AUGUSTA — Historically, it’s a program that’s accustomed to playing in title games. Recently, though, it’s one that hasn’t been.

Well, after a spectacular second-half performance Wednesday against Hampden Academy, the Cony girls basketball team can say it’s going back — and that it’s one win away from cutting down nets for the first time since many of its current players were pre-schoolers.

Cony claimed a 52-40 victory over Hampden in the Class A North semifinals at the Augusta Civic Center. The Rams outscored the Broncos 29-12 in the second half to reach Friday’s regional title game against Lawrence. It’s Cony’s first regional championship game berth since 2013.

“It’s incredible for these girls,” said Cony head coach John Dennett. “This is a special group. They’ve been a part of the Cony girls basketball program ever since they were little, and they’ve been playing together forever. It’s something they’ve always dreamed about doing.”

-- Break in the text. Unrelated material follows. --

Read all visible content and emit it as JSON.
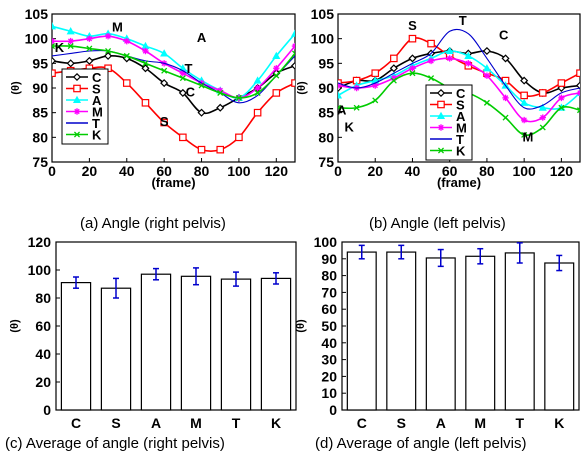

Cony got 15 points and six rebounds from Abby Morrill, 12 points and 12 rebounds from Morgan Fichthorn, and 11 points and four rebounds from Morgan Cunningham. The Rams limited Hampden to just two field goals over the first 14 minutes, 50 seconds of game time in the second half.


Morrill got going early for No. 3 Cony (13-7), scoring the Rams’ first five points to pace them out to a 5-2 lead inside two minutes. Yet Hampden controlled the rest of the period, taking an 8-7 lead on back-to-back Aubrey Shaw baskets before a Lauren Voteur 3 with 10 seconds left gave the Broncos a 13-8 edge after one.

The second quarter saw neither side gain much advantage with No. 2 Hampden (14-6) failing to push its lead to double digits and Cony unable to get within one possession. The Broncos went to the second half up 28-23 after Cony’s Maci Freeman hit a 3-pointer with 1:18 left in the half for the half’s final points.

“We were a little behind, but we knew that we were still in a spot where we could catch up,” Fichthorn said of her team’s halftime deficit. “We’ve been behind in these situations before — we’ve done it before in a lot of close games this season — so we knew we could do what we had to do to catch up.”

Cony certainly exhibited that resolve early in the second half, using layups from Morrill, Fichthorn and Cunningham to take a 29-28 lead. That was the first of seven lead changes in the third quarter as the Rams limited Hampden to six points in the period to take a 35-34 lead into the fourth.

Hampden Academy’s Eve Wiles defends Cony’s Morgan Cunningham during a Class A North girls basketball semifinal game Wednesday at the Augusta Civic Center. Joe Phelan/Kennebec Journal

While Hampden’s offensive struggles continued in the fourth quarter, Cony’s offense was at its strongest in a 17-point period. Morrill had six points, two of which came on a putback off of a missed free-throw attempt that put the Rams up double digits, and Cunningham and Fichthorn added four each.

“We’ve been kind of running that 1-3-1 zone all year, and everybody knows it and has been trying to break it, so the last couple days, we’ve tried to install a 1-2-2 three-corner press,” Dennett said. “We just wanted to slow them down and then sometimes speed them up, and it really worked for us tonight.”


Hampden, which had shot 70.2 percent from the field in a 69-31 quarterfinal victory over Gardiner, managed just 39.2 percent in this one. The Broncos, whose leading scorer was Eva Wiles (10 points) were just 2 for 14 from 3-point range, and their futility proved costly as Fichthorn and Morrill grabbed key rebounds.

“We just said to ourselves, ‘Let’s get on those boards,” Morrill said. “We were in a zone for some of the time, and Hampden was killing us on the boards earlier, so we made sure we boxed out and started there. … You just find a player, get your butt into them and back up.”

Cony has won 12 regional championships, the most of any Class A girls team. The Rams can add another to their resume Friday by winning the regional final, something they haven’t done since 2012. The team is chasing its first state championship since 2007.

Now one game away, though, it’s easy to see how Cony got there. They’ve been tested by one of the state’s toughest schedules, and although they aren’t as deep as other teams with a six-player rotation, everybody on the floor can pass, rebound and shoot.

“We don’t run really deep, but we make up with our skills and what we do have,” Fichthorn said. “All six girls we play are amazing. We make a great team, and we were motivated to get a win.”